I’ve been pack training for a long time now like 15 years. Over time I’ve shanked how I do it. When I’m actually hiking with the pack like climbing mountains etc, I keep it from 30-45 to avoid injuries and just have some extra resistance for the workout.
When I do really heavy training, I prefer to do it in a more controlled environment like box steps or some sort of gym machine like a treadmill. That’s when I’ll throw in 75-90lbs.
That has worked really well for me over the past few years.
I use a couple of bulky and heavy old sleeping bags to fill up the bottom 2/3 of the pack and various bladders and water bottles in the top 1/3. I have a couple of MSR 6-liter bladders and a bunch of old bpa Nalgenes that I don't drink out of any more, easy to add or subtract weight and dump the weight if I ever need to.
I stay around 45 pounds for training weight. I use bags of birdseed taped to maintain their shape. I might go heavier once in a while but only in the treadmill where I can keep the elevation steady. I find it’s not the uphills that get me sore, those downhills get the knees.
MM
Tell me the odds of putting grease on the same pancake? I Know they are there, well ice and house slippers. -Kawi
I use different sizes of plastic jugs filled with sand, and use old blankets for filler and space the jugs of sand out in the pack. Empty windshield washer jugs work great.
Appreciate the answers. I’ve managed to maintain some semblance of shape (of which round is one, right?). I’m nowhere near mountain-hunt shape right now.
The spacers and wraps are something I just didn’t think of for some reason.
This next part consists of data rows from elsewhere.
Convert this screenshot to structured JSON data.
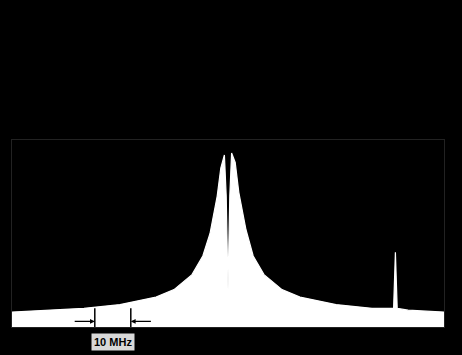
{
  "chart_data": {
    "type": "line",
    "x": [
      -60,
      -50,
      -40,
      -30,
      -20,
      -15,
      -10,
      -7,
      -5,
      -3,
      -2,
      -1,
      -0.5,
      0,
      0.5,
      1,
      2,
      3,
      5,
      7,
      10,
      15,
      20,
      30,
      40,
      45,
      46,
      46.5,
      47,
      50,
      60
    ],
    "values": [
      8,
      9,
      10,
      12,
      16,
      20,
      28,
      38,
      50,
      70,
      85,
      92,
      70,
      20,
      70,
      93,
      88,
      72,
      52,
      38,
      28,
      20,
      16,
      12,
      10,
      10,
      10,
      40,
      10,
      9,
      8
    ],
    "color": "#ffffff",
    "xlim": [
      -60,
      60
    ],
    "ylim": [
      0,
      100
    ],
    "tick_labels": false,
    "grid": false,
    "scale_bar": {
      "label": "10 MHz",
      "from": -37,
      "to": -27
    }
  }
}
I was trying to avoid having a 50# pendulum of water jugs bouncing off my ass.
This gives me ideas, hence my OP.
Thanks, all.
If you take the time it takes, it takes less time. --Pat Parelli
American by birth; Alaskan by choice. --ironbender
I use 2 liter pop bottles filled with water . Old blankets and shirts to separate and make up volume. They weigh about 5 lbs each which makes it easy to increase or decrease my training weight .
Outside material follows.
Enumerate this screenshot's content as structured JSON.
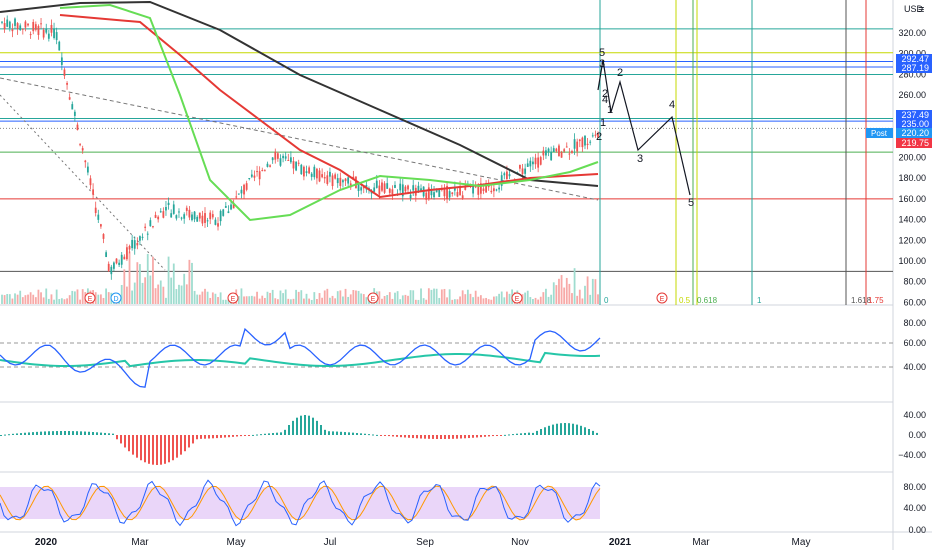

I have a bunch of homemade sandbags. I used a piece of painters drop cloth from Home Depot and bought some bags of gravel. I made them in 5lb & 10lb sizes. I use these to condition not only me but my llamas so I have over 300lb of them. There are several ways to keep them up off the bottom of a pack. Put them in side pockets, for example, or stuff something else in the bottom of the pack.
“In a time of deceit telling the truth is a revolutionary act.” ― George Orwell
It's not over when you lose. It's over when you quit.
A bag of pellets for a pellet stove weighs 40lbs and comes in a reasonably strong bag. They also take up a bit of space in your pack similar to a game bag filled with meat. Easy in and out.